Line Sensor Yellow vs. Orange?

For line sensor, my mentor (programming) said that Yellow means receiving no signal, and Orange means receiving signal is powerful.
And when we tried the line sensor, it showed Yellow and Orange at the same time… What does that mean?

Thanks :slight_smile:

anything not green means its on a line, idk what the orange means

Yellow means it sees the line. Orange means its receiving 2.5 times the signal required to activiate. Idieally, you want both yellow and orange. If you just have yellow, it will work.

What about green?

are they solid lights on the sensors?

we found that we had 2 sensors working perfectly and then went for the 3rd sensor and found out we had plugged it into the wrong port.

try checking your wiring to make sure you have it wired right, it should alternate between the 3 i believe…

Green means that the line sensors are getting less than the required signal required to activate.

wow that’s a lot… Actually we need 2 line sensors working, and we tried one of them and we plugged it into port 14, and others are not used.

And I’m sure I wired it right… It’s just I don’t understand what’s going on with color signs and the color that the sensor is detecting…

that means green is not detecting the line?

Green: no line detected
Yellow: line is detected
Orange: line detection is POWERFUL.

yeh. :stuck_out_tongue:

WHAT?! that’s not same as what my mentor said… how did you know it??

I’ve heard the same thing echoed around the forums, and it seems to be true for my testing.
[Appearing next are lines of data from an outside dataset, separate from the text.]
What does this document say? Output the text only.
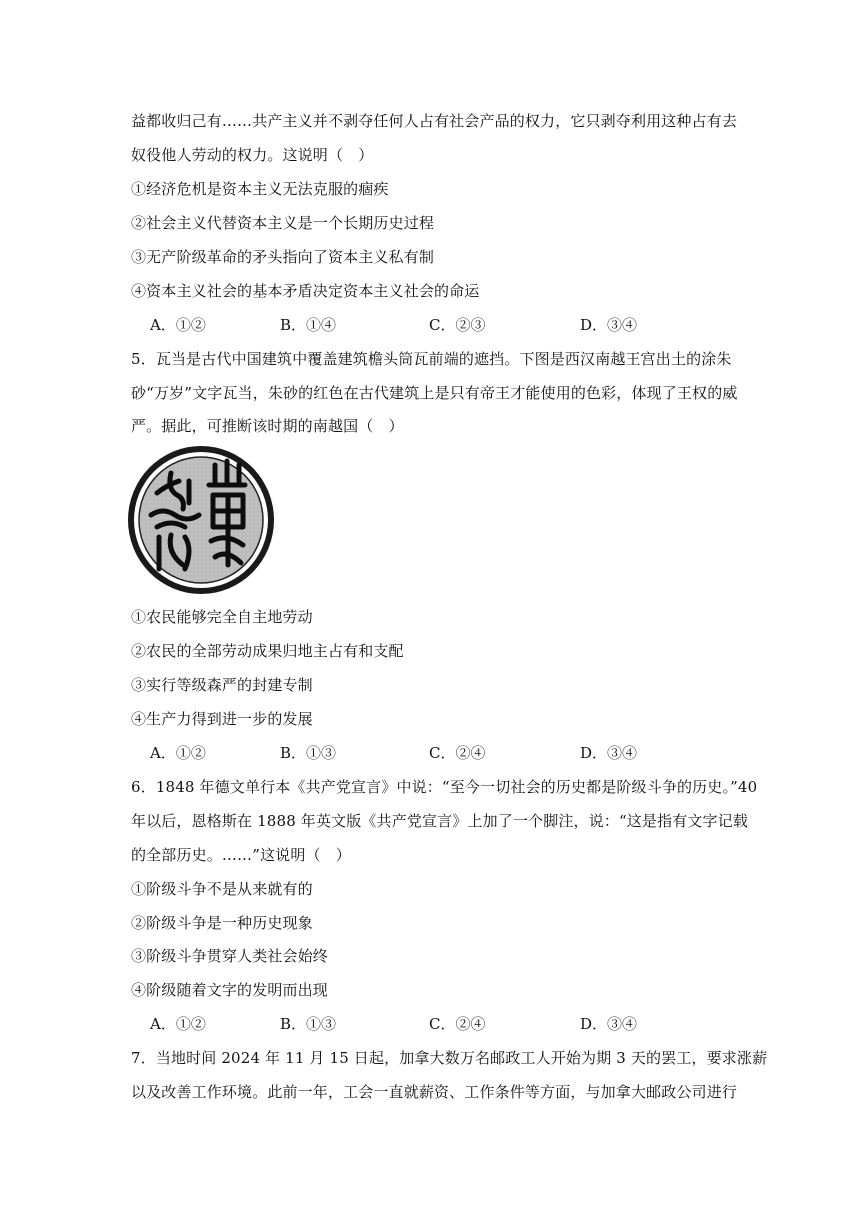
益都收归己有……共产主义并不剥夺任何人占有社会产品的权力，它只剥夺利用这种占有去
奴役他人劳动的权力。这说明（　）
①经济危机是资本主义无法克服的痼疾
②社会主义代替资本主义是一个长期历史过程
③无产阶级革命的矛头指向了资本主义私有制
④资本主义社会的基本矛盾决定资本主义社会的命运
A．①②	B．①④	C．②③	D．③④
5．瓦当是古代中国建筑中覆盖建筑檐头筒瓦前端的遮挡。下图是西汉南越王宫出土的涂朱
砂“万岁”文字瓦当，朱砂的红色在古代建筑上是只有帝王才能使用的色彩，体现了王权的威
严。据此，可推断该时期的南越国（　）
①农民能够完全自主地劳动
②农民的全部劳动成果归地主占有和支配
③实行等级森严的封建专制
④生产力得到进一步的发展
A．①②	B．①③	C．②④	D．③④
6．1848 年德文单行本《共产党宣言》中说：“至今一切社会的历史都是阶级斗争的历史。”40
年以后，恩格斯在 1888 年英文版《共产党宣言》上加了一个脚注，说：“这是指有文字记载
的全部历史。……”这说明（　）
①阶级斗争不是从来就有的
②阶级斗争是一种历史现象
③阶级斗争贯穿人类社会始终
④阶级随着文字的发明而出现
A．①②	B．①③	C．②④	D．③④
7．当地时间 2024 年 11 月 15 日起，加拿大数万名邮政工人开始为期 3 天的罢工，要求涨薪
以及改善工作环境。此前一年，工会一直就薪资、工作条件等方面，与加拿大邮政公司进行
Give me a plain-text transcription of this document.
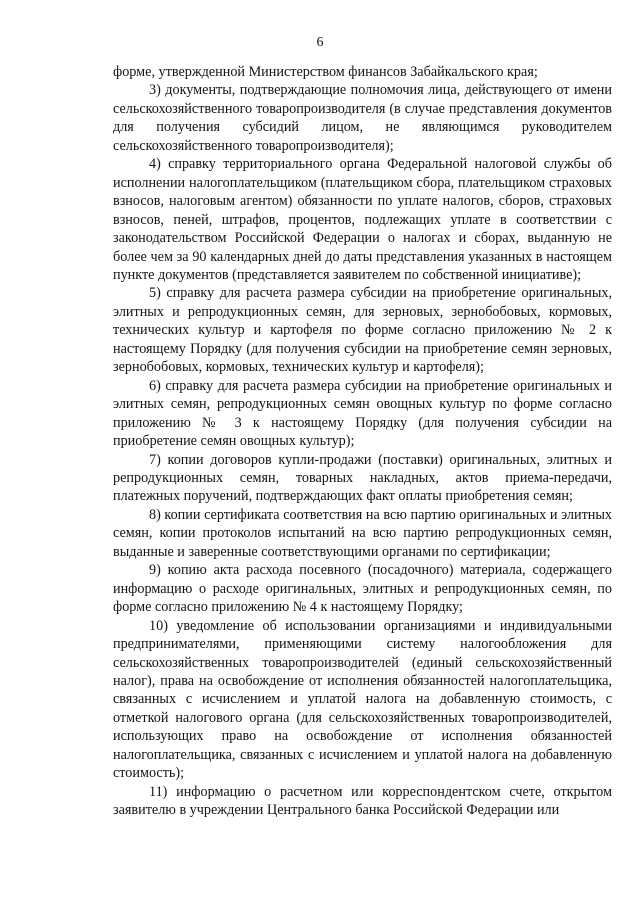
6

форме, утвержденной Министерством финансов Забайкальского края;

3) документы, подтверждающие полномочия лица, действующего от имени сельскохозяйственного товаропроизводителя (в случае представления документов для получения субсидий лицом, не являющимся руководителем сельскохозяйственного товаропроизводителя);

4) справку территориального органа Федеральной налоговой службы об исполнении налогоплательщиком (плательщиком сбора, плательщиком страховых взносов, налоговым агентом) обязанности по уплате налогов, сборов, страховых взносов, пеней, штрафов, процентов, подлежащих уплате в соответствии с законодательством Российской Федерации о налогах и сборах, выданную не более чем за 90 календарных дней до даты представления указанных в настоящем пункте документов (представляется заявителем по собственной инициативе);

5) справку для расчета размера субсидии на приобретение оригинальных, элитных и репродукционных семян, для зерновых, зернобобовых, кормовых, технических культур и картофеля по форме согласно приложению № 2 к настоящему Порядку (для получения субсидии на приобретение семян зерновых, зернобобовых, кормовых, технических культур и картофеля);

6) справку для расчета размера субсидии на приобретение оригинальных и элитных семян, репродукционных семян овощных культур по форме согласно приложению № 3 к настоящему Порядку (для получения субсидии на приобретение семян овощных культур);

7) копии договоров купли-продажи (поставки) оригинальных, элитных и репродукционных семян, товарных накладных, актов приема-передачи, платежных поручений, подтверждающих факт оплаты приобретения семян;

8) копии сертификата соответствия на всю партию оригинальных и элитных семян, копии протоколов испытаний на всю партию репродукционных семян, выданные и заверенные соответствующими органами по сертификации;

9) копию акта расхода посевного (посадочного) материала, содержащего информацию о расходе оригинальных, элитных и репродукционных семян, по форме согласно приложению № 4 к настоящему Порядку;

10) уведомление об использовании организациями и индивидуальными предпринимателями, применяющими систему налогообложения для сельскохозяйственных товаропроизводителей (единый сельскохозяйственный налог), права на освобождение от исполнения обязанностей налогоплательщика, связанных с исчислением и уплатой налога на добавленную стоимость, с отметкой налогового органа (для сельскохозяйственных товаропроизводителей, использующих право на освобождение от исполнения обязанностей налогоплательщика, связанных с исчислением и уплатой налога на добавленную стоимость);

11) информацию о расчетном или корреспондентском счете, открытом заявителю в учреждении Центрального банка Российской Федерации или
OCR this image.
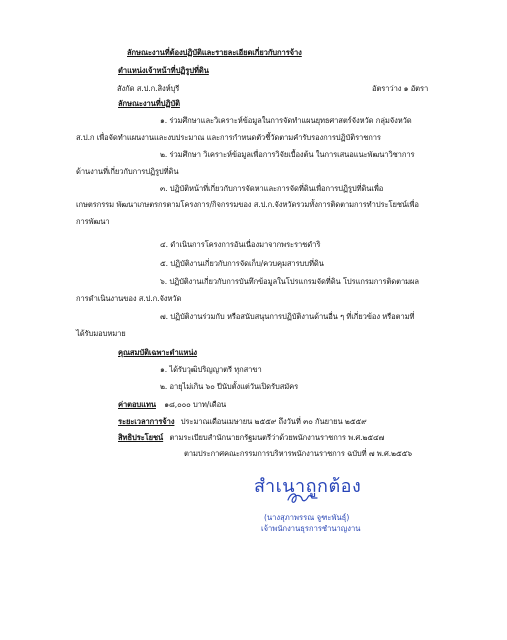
ลักษณะงานที่ต้องปฏิบัติและรายละเอียดเกี่ยวกับการจ้าง
ตำแหน่งเจ้าหน้าที่ปฏิรูปที่ดิน
สังกัด ส.ป.ก.สิงห์บุรี	อัตราว่าง ๑ อัตรา
ลักษณะงานที่ปฏิบัติ
๑. ร่วมศึกษาและวิเคราะห์ข้อมูลในการจัดทำแผนยุทธศาสตร์จังหวัด กลุ่มจังหวัด
ส.ป.ก เพื่อจัดทำแผนงานและงบประมาณ และการกำหนดตัวชี้วัดตามคำรับรองการปฏิบัติราชการ
๒. ร่วมศึกษา วิเคราะห์ข้อมูลเพื่อการวิจัยเบื้องต้น ในการเสนอแนะพัฒนาวิชาการ
ด้านงานที่เกี่ยวกับการปฏิรูปที่ดิน
๓. ปฏิบัติหน้าที่เกี่ยวกับการจัดหาและการจัดที่ดินเพื่อการปฏิรูปที่ดินเพื่อ
เกษตรกรรม พัฒนาเกษตรกรตามโครงการ/กิจกรรมของ ส.ป.ก.จังหวัดรวมทั้งการติดตามการทำประโยชน์เพื่อ
การพัฒนา
๔. ดำเนินการโครงการอันเนื่องมาจากพระราชดำริ
๕. ปฏิบัติงานเกี่ยวกับการจัดเก็บ/ควบคุมสารบบที่ดิน
๖. ปฏิบัติงานเกี่ยวกับการบันทึกข้อมูลในโปรแกรมจัดที่ดิน โปรแกรมการติดตามผล
การดำเนินงานของ ส.ป.ก.จังหวัด
๗. ปฏิบัติงานร่วมกับ หรือสนับสนุนการปฏิบัติงานด้านอื่น ๆ ที่เกี่ยวข้อง หรือตามที่
ได้รับมอบหมาย
คุณสมบัติเฉพาะตำแหน่ง
๑. ได้รับวุฒิปริญญาตรี ทุกสาขา
๒. อายุไม่เกิน ๖๐ ปีนับตั้งแต่วันเปิดรับสมัคร
ค่าตอบแทน ๑๘,๐๐๐ บาท/เดือน
ระยะเวลาการจ้าง ประมาณเดือนเมษายน ๒๕๕๙ ถึงวันที่ ๓๐ กันยายน ๒๕๕๙
สิทธิประโยชน์ ตามระเบียบสำนักนายกรัฐมนตรีว่าด้วยพนักงานราชการ พ.ศ.๒๕๔๗
ตามประกาศคณะกรรมการบริหารพนักงานราชการ ฉบับที่ ๗ พ.ศ.๒๕๕๖
สำเนาถูกต้อง
(นางสุภาพรรณ จูฑะพันธุ์)
เจ้าพนักงานธุรการชำนาญงาน
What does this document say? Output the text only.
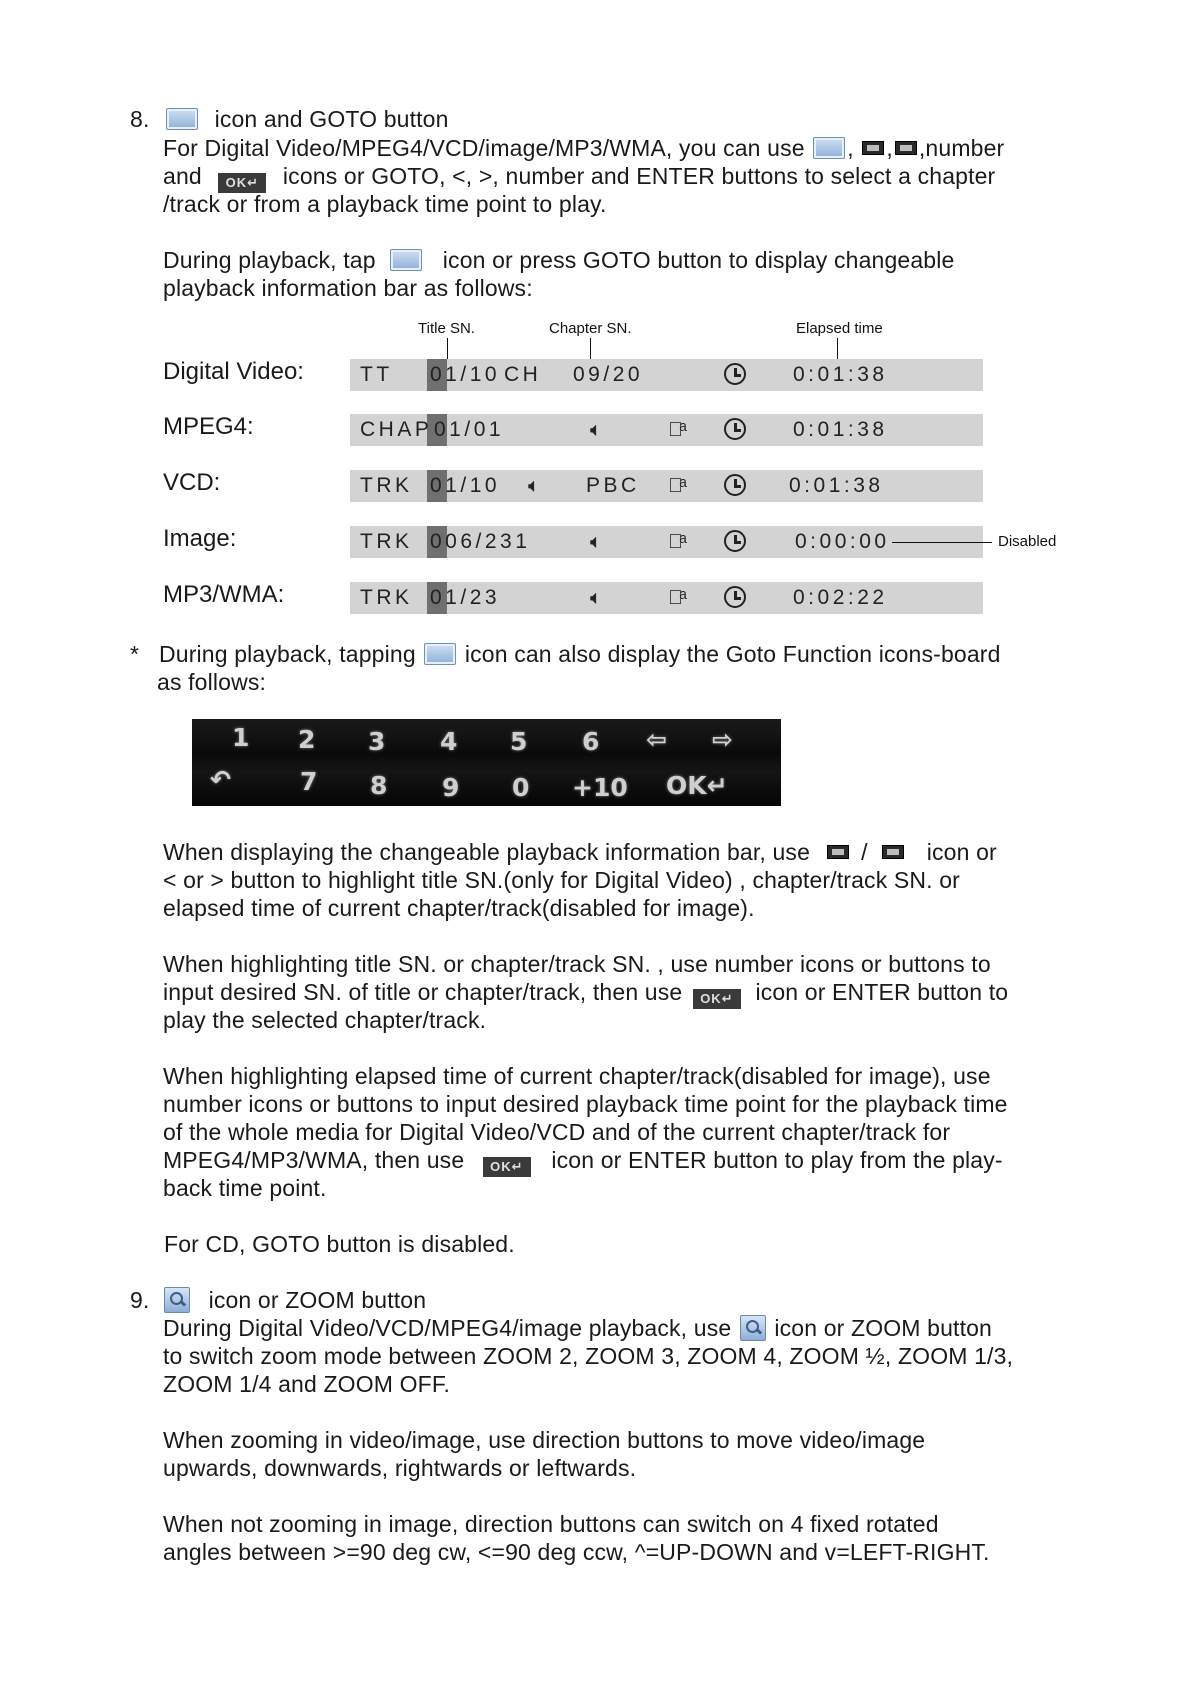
8.	icon and GOTO button
For Digital Video/MPEG4/VCD/image/MP3/WMA, you can use , , ,number
and OK↵ icons or GOTO, <, >, number and ENTER buttons to select a chapter
/track or from a playback time point to play.
During playback, tap	icon or press GOTO button to display changeable
playback information bar as follows:
Title SN.	Chapter SN.	Elapsed time
Digital Video:	TT 01/10 CH 09/20	0:01:38
MPEG4:	CHAP 01/01	🔈︎	↶ͣ	0:01:38
VCD:	TRK 01/10 🔈︎ PBC ↶ͣ	0:01:38
Image:	TRK 006/231	🔈︎	↶ͣ	0:00:00	Disabled
MP3/WMA:	TRK 01/23	🔈︎	↶ͣ	0:02:22
* During playback, tapping icon can also display the Goto Function icons-board
as follows:
1 2 3 4 5 6 ⇦ ⇨
↶	7 8 9 0 +10 OK↵
When displaying the changeable playback information bar, use /	icon or
< or > button to highlight title SN.(only for Digital Video) , chapter/track SN. or
elapsed time of current chapter/track(disabled for image).
When highlighting title SN. or chapter/track SN. , use number icons or buttons to
input desired SN. of title or chapter/track, then use OK↵ icon or ENTER button to
play the selected chapter/track.
When highlighting elapsed time of current chapter/track(disabled for image), use
number icons or buttons to input desired playback time point for the playback time
of the whole media for Digital Video/VCD and of the current chapter/track for
MPEG4/MP3/WMA, then use OK↵ icon or ENTER button to play from the play-
back time point.
For CD, GOTO button is disabled.
9.	icon or ZOOM button
During Digital Video/VCD/MPEG4/image playback, use icon or ZOOM button
to switch zoom mode between ZOOM 2, ZOOM 3, ZOOM 4, ZOOM ½, ZOOM 1/3,
ZOOM 1/4 and ZOOM OFF.
When zooming in video/image, use direction buttons to move video/image
upwards, downwards, rightwards or leftwards.
When not zooming in image, direction buttons can switch on 4 fixed rotated
angles between >=90 deg cw, <=90 deg ccw, ^=UP-DOWN and v=LEFT-RIGHT.
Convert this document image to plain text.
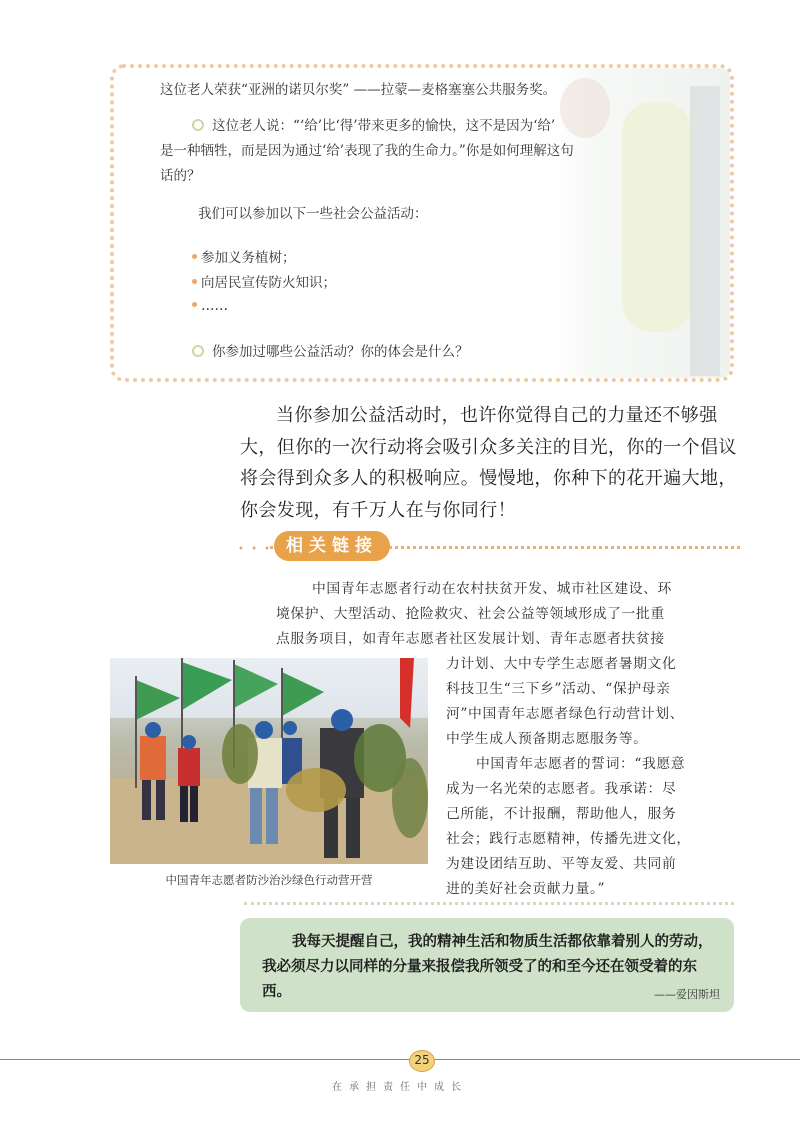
这位老人荣获“亚洲的诺贝尔奖” ——拉蒙—麦格塞塞公共服务奖。
这位老人说：“‘给’比‘得’带来更多的愉快，这不是因为‘给’
是一种牺牲，而是因为通过‘给’表现了我的生命力。”你是如何理解这句
话的？
我们可以参加以下一些社会公益活动：
参加义务植树；
向居民宣传防火知识；
……
你参加过哪些公益活动？你的体会是什么？

当你参加公益活动时，也许你觉得自己的力量还不够强大，但你的一次行动将会吸引众多关注的目光，你的一个倡议将会得到众多人的积极响应。慢慢地，你种下的花开遍大地，你会发现，有千万人在与你同行！

• • • 相关链接
中国青年志愿者行动在农村扶贫开发、城市社区建设、环
境保护、大型活动、抢险救灾、社会公益等领域形成了一批重
点服务项目，如青年志愿者社区发展计划、青年志愿者扶贫接
力计划、大中专学生志愿者暑期文化
科技卫生“三下乡”活动、“保护母亲
河”中国青年志愿者绿色行动营计划、
中学生成人预备期志愿服务等。
中国青年志愿者的誓词：“我愿意
成为一名光荣的志愿者。我承诺：尽
己所能，不计报酬，帮助他人，服务
社会；践行志愿精神，传播先进文化，
为建设团结互助、平等友爱、共同前
进的美好社会贡献力量。”
中国青年志愿者防沙治沙绿色行动营开营

我每天提醒自己，我的精神生活和物质生活都依靠着别人的劳动，我必须尽力以同样的分量来报偿我所领受了的和至今还在领受着的东西。	——爱因斯坦
25
在承担责任中成长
What did your mentor hear, and where did he hear it?

actually its she… but anyway
she said that green is detecting, yellow is not and orange is receiving powerful signal…
and i guess it was from internet because she was looking at her laptop…

According to the documentation (click here for documentation):

The orange LED is an alignment aid which indicates that a margin of 2.5 has been reached. This means that the sensor is receiving at least 2.5 times the signal strength back from the target needed to trigger an output signal. In general, it is desirable to have a higher margin to help overcome any deteriorating environmental conditions, i.e. dust buildup on the sensor’s lens. When aligning the sensor, the best performance can be obtained if this margin indicator is illuminated with the target in place.

All this info was in the paper instructions that came with the sensors in the bag. ::rtm:: I’d suggest checking that out, it might answer some questions you didn’t know you had.

FWIW, our experience is with the Allen-Bradley photoelectric sensors is:

Green = No IR reflected (e.g. pointed at carpet)
Yellow = IR reflected (e.g. pointed at gray tape)
Yellow + Orange = Very strong IR reflection (e.g. really reflective material)

We have the white wire of the sensor wired as the signal to a digital I/O on the digital sidecar.

Also, we needed to recalibrate the sensor (turning the sensitivity adjustment knob on the top) when we got the gray gaffer’s tape since we had been testing with much more reflective materials before that.